DPG Media, the owner of the VTM television channels and streaming platform VTM GO, suggested the creation of a "Flemish Netflix" as early as 2018. The goal was to create a single digital platform where Flemish viewers could watch local fiction. DPG Media feared that continuing to produce Flemish fiction would otherwise become unfeasible.

At the beginning of 2020 it became known that Telenet was also going to cooperate. Telenet is, among others, owner of the channels Play4, Play5, Play6 and Play7, and production house Woestijnvis.

The name of the streaming service was announced on 12 August 2020, after the project received approval from the European Commission.

The launch of Streamz on 14 September 2020 meant that Telenet customers' existing Play offering was converted to Streamz. The theme channels previously available via Play can only be viewed via Play More from 13 October 2020. However, people who have subscribed to Streamz via Telenet will retain the ability to watch up to 7 days of popular channels. Play More includes the plus version of Streamz Premium, Streamz Premium+, up to 7 days of replays on popular channels, the theme channels, the Play More film channels and access to extra films. The transformation from Play to Streamz and the fact that Play More includes Streamz+ within the subscription meant that Streamz did not have to start from scratch, but started with a base of approximately 431,300 subscribers.

==Collaborations==
===Forced cooperation with VRT===
On 3 September 2020, VRT announced that they would also participate in Streamz. It was assumed that the streaming platform would not be viable without the support of VRT (and their catalogue of older programmes). The VRT was also under great pressure from the Flemish government to cooperate on a streaming platform and had already indicated in February 2020 that it was open to cooperation. However, the VRT wants to "focus primarily on its own platform 'VRT NU'" (known as VRT MAX in 2023). A final agreement was delayed for years, meaning no new previews of VRT programs were broadcast since the beginning of 2021. In 2023, after years of negotiations, the partnership was strengthened. This will make more programmes from the VRT catalogue available, and the company will collaborate on developing new series that will appear in preview on Streamz and will later be broadcast on VRT 1 and VRT MAX. Streamz and VRT also produce several co-productions, such as Kassa Kassa and Breendonk.

===Foreign studios===
Streamz has deals with several major studios such as CBS, Paramount Studios, Sony and Universal.

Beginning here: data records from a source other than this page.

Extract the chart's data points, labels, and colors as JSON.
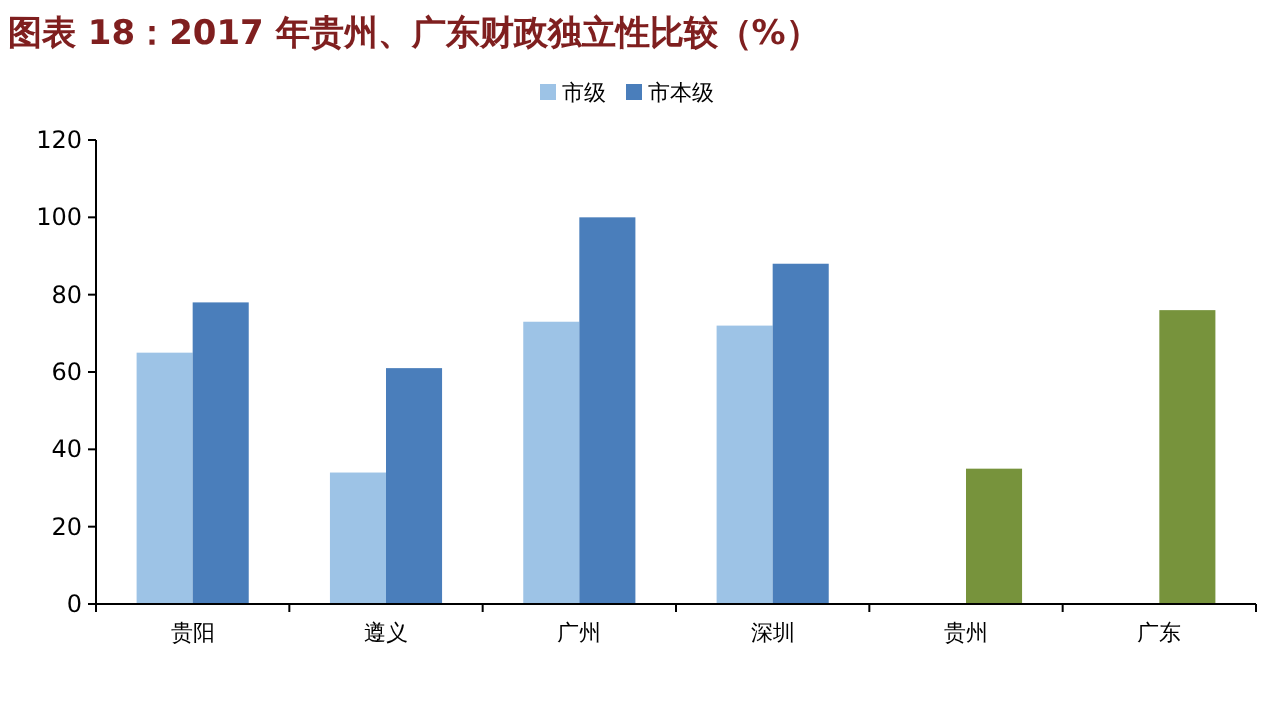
{
  "chart_data": {
    "type": "bar",
    "title": "图表 18：2017 年贵州、广东财政独立性比较（%）",
    "categories": [
      "贵阳",
      "遵义",
      "广州",
      "深圳",
      "贵州",
      "广东"
    ],
    "series": [
      {
        "name": "市级",
        "color": "#9dc3e6",
        "values": [
          65,
          34,
          73,
          72,
          null,
          null
        ]
      },
      {
        "name": "市本级",
        "color": "#4a7ebb",
        "colors": [
          "#4a7ebb",
          "#4a7ebb",
          "#4a7ebb",
          "#4a7ebb",
          "#77933c",
          "#77933c"
        ],
        "values": [
          78,
          61,
          100,
          88,
          35,
          76
        ]
      }
    ],
    "ylim": [
      0,
      120
    ],
    "yticks": [
      0,
      20,
      40,
      60,
      80,
      100,
      120
    ],
    "grid": false,
    "legend": "top"
  }
}
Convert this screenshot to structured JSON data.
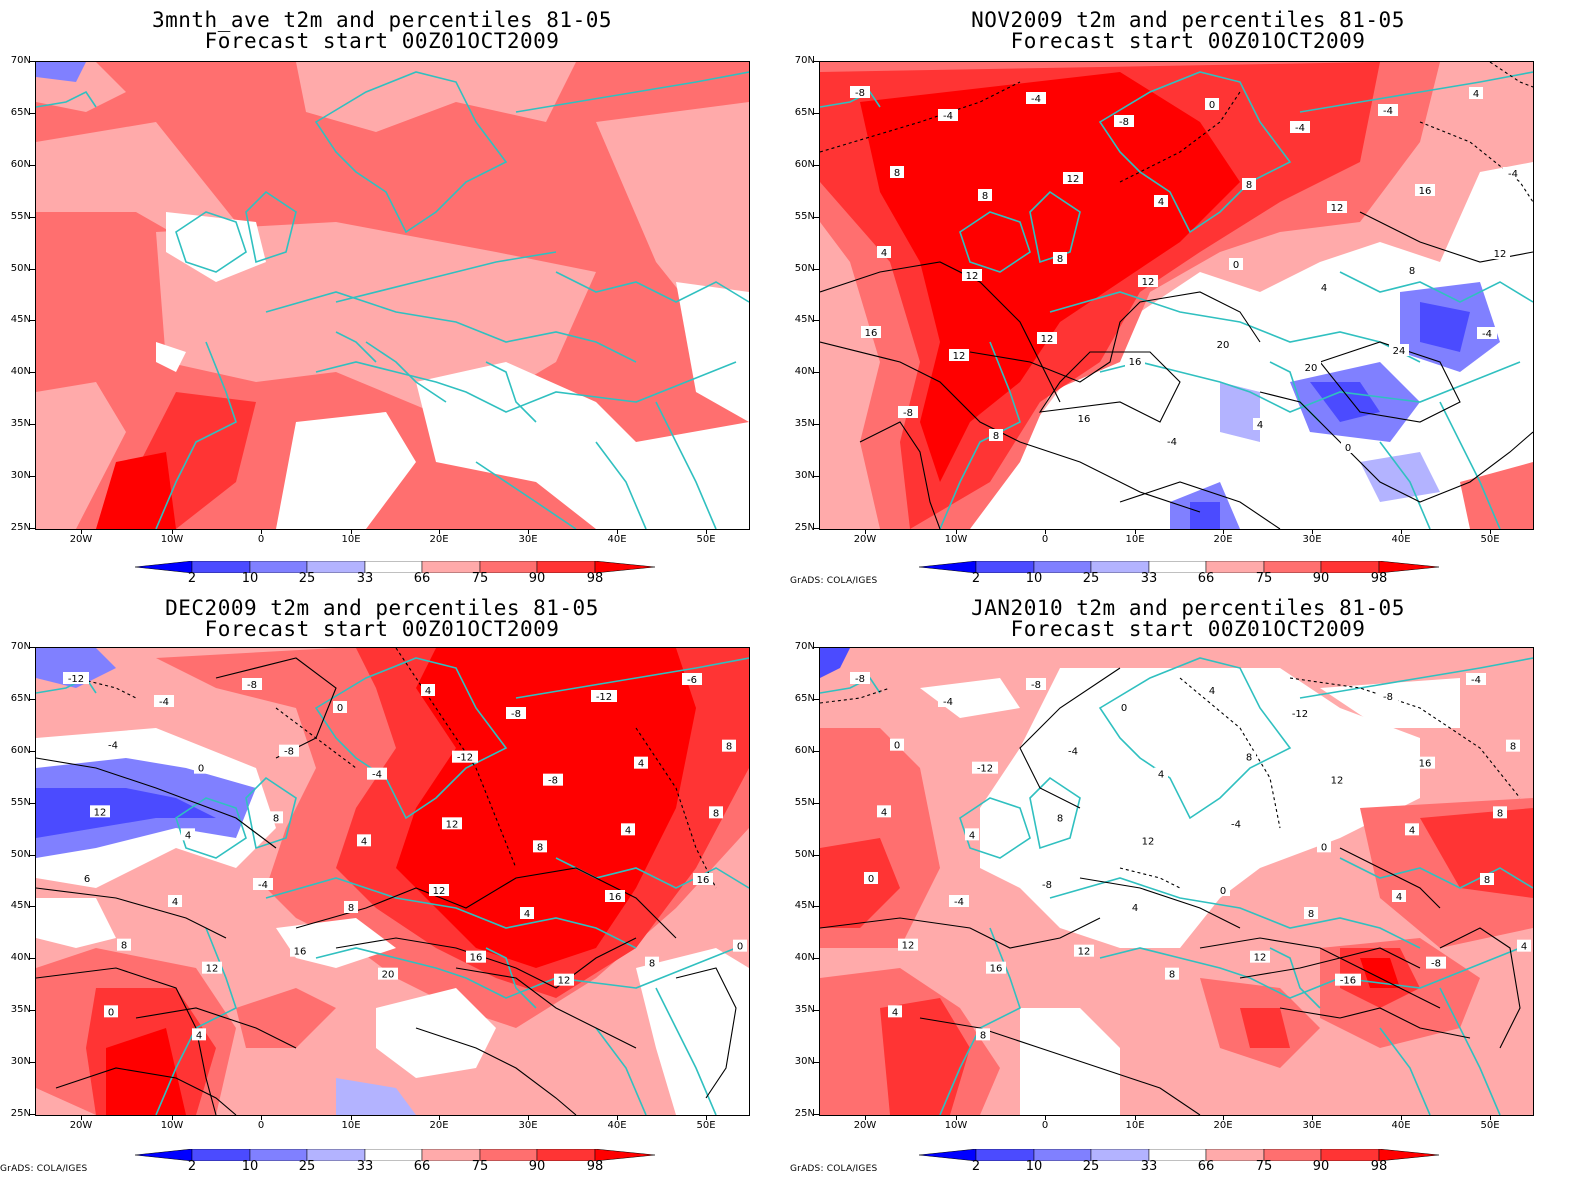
{
  "panels": [
    {
      "id": "p1",
      "title_line1": "3mnth_ave t2m and percentiles 81-05",
      "title_line2": "Forecast start 00Z01OCT2009",
      "show_credit": false,
      "contour_labels": []
    },
    {
      "id": "p2",
      "title_line1": "NOV2009 t2m and percentiles 81-05",
      "title_line2": "Forecast start 00Z01OCT2009",
      "show_credit": true,
      "contour_labels": [
        "-8",
        "-4",
        "-4",
        "-8",
        "0",
        "-4",
        "-4",
        "4",
        "8",
        "8",
        "12",
        "4",
        "8",
        "12",
        "16",
        "-4",
        "4",
        "12",
        "8",
        "12",
        "0",
        "4",
        "8",
        "12",
        "16",
        "12",
        "12",
        "16",
        "20",
        "20",
        "24",
        "-4",
        "-8",
        "8",
        "16",
        "-4",
        "4",
        "0"
      ]
    },
    {
      "id": "p3",
      "title_line1": "DEC2009 t2m and percentiles 81-05",
      "title_line2": "Forecast start 00Z01OCT2009",
      "show_credit": true,
      "contour_labels": [
        "-12",
        "-4",
        "-8",
        "0",
        "4",
        "-8",
        "-12",
        "-6",
        "-4",
        "0",
        "-8",
        "-4",
        "-12",
        "-8",
        "4",
        "8",
        "12",
        "4",
        "8",
        "4",
        "12",
        "8",
        "4",
        "8",
        "6",
        "4",
        "-4",
        "8",
        "12",
        "4",
        "16",
        "16",
        "8",
        "12",
        "16",
        "20",
        "16",
        "12",
        "8",
        "0",
        "0",
        "4"
      ]
    },
    {
      "id": "p4",
      "title_line1": "JAN2010 t2m and percentiles 81-05",
      "title_line2": "Forecast start 00Z01OCT2009",
      "show_credit": true,
      "contour_labels": [
        "-8",
        "-4",
        "-8",
        "0",
        "4",
        "-12",
        "-8",
        "-4",
        "0",
        "-12",
        "-4",
        "4",
        "8",
        "12",
        "16",
        "8",
        "4",
        "4",
        "8",
        "12",
        "-4",
        "0",
        "4",
        "8",
        "0",
        "-4",
        "-8",
        "4",
        "0",
        "8",
        "4",
        "8",
        "12",
        "16",
        "12",
        "8",
        "12",
        "-16",
        "-8",
        "4",
        "4",
        "8"
      ]
    }
  ],
  "axes": {
    "lat_labels": [
      "70N",
      "65N",
      "60N",
      "55N",
      "50N",
      "45N",
      "40N",
      "35N",
      "30N",
      "25N"
    ],
    "lon_labels": [
      "20W",
      "10W",
      "0",
      "10E",
      "20E",
      "30E",
      "40E",
      "50E"
    ]
  },
  "colorbar": {
    "labels": [
      "2",
      "10",
      "25",
      "33",
      "66",
      "75",
      "90",
      "98"
    ],
    "colors": {
      "lt2": "#0000ff",
      "c2_10": "#4b4bff",
      "c10_25": "#8080ff",
      "c25_33": "#b3b3ff",
      "c33_66": "#ffffff",
      "c66_75": "#ffaaaa",
      "c75_90": "#ff6f6f",
      "c90_98": "#ff3434",
      "gt98": "#ff0000"
    }
  },
  "credit": "GrADS: COLA/IGES",
  "coast_color": "#30c0c0"
}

In 2021, Streamz signed an agreement with HBO to systematically offer content from its own streaming service, HBO Max. Due to this agreement, HBO Max itself did not initially operate in Flanders. This deal was also continued in 2023. In October 2023, it was announced that HBO Max would launch in Belgium in July 2024. Since then, Streamz has stopped offering new HBO series.

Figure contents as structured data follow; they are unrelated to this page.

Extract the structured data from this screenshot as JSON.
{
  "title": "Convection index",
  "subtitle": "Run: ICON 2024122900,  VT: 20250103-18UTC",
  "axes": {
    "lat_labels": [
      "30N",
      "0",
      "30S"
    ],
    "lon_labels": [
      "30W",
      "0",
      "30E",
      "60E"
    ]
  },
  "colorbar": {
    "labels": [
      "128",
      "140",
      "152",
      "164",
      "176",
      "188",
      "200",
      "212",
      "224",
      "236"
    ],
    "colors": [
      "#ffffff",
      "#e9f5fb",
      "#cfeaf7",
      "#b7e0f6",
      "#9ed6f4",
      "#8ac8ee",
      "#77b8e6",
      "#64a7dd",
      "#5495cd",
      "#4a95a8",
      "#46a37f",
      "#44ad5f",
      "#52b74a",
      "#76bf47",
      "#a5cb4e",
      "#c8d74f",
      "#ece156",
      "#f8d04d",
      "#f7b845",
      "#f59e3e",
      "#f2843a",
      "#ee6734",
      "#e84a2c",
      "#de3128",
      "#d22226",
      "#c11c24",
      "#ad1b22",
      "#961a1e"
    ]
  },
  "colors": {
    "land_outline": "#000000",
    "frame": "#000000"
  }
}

In November 2023, the deal with Paramount was expanded so that a large part of the Paramount+ catalog will gradually become available on Streamz from December 22, 2023.

==Subscription plans==
Within Streamz there are three different types of subscriptions:

- Streamz Basic: The same offer as Streamz Premium, cheaper version with advertising in between.
- Streamz Premium: A selection of local productions in preview from VRT, DPG Media, and SBS Belgium, as well as exclusive programs, Streamz Originals, and existing Flemish programs supplemented with international programs from HBO, among others.
- Streamz Premium+: The same offering as Streamz, supplemented with recent blockbusters.

==Original Programming==
Streamz has an offering consisting of exclusive programs (Streamz Originals) that can only be viewed via Streamz, in addition to previews of the VRT, DPG Media and Play Media channels. In addition, programs previously available exclusively through Play (More) can now be viewed on Streamz. This is how D5R became a Streamz Original.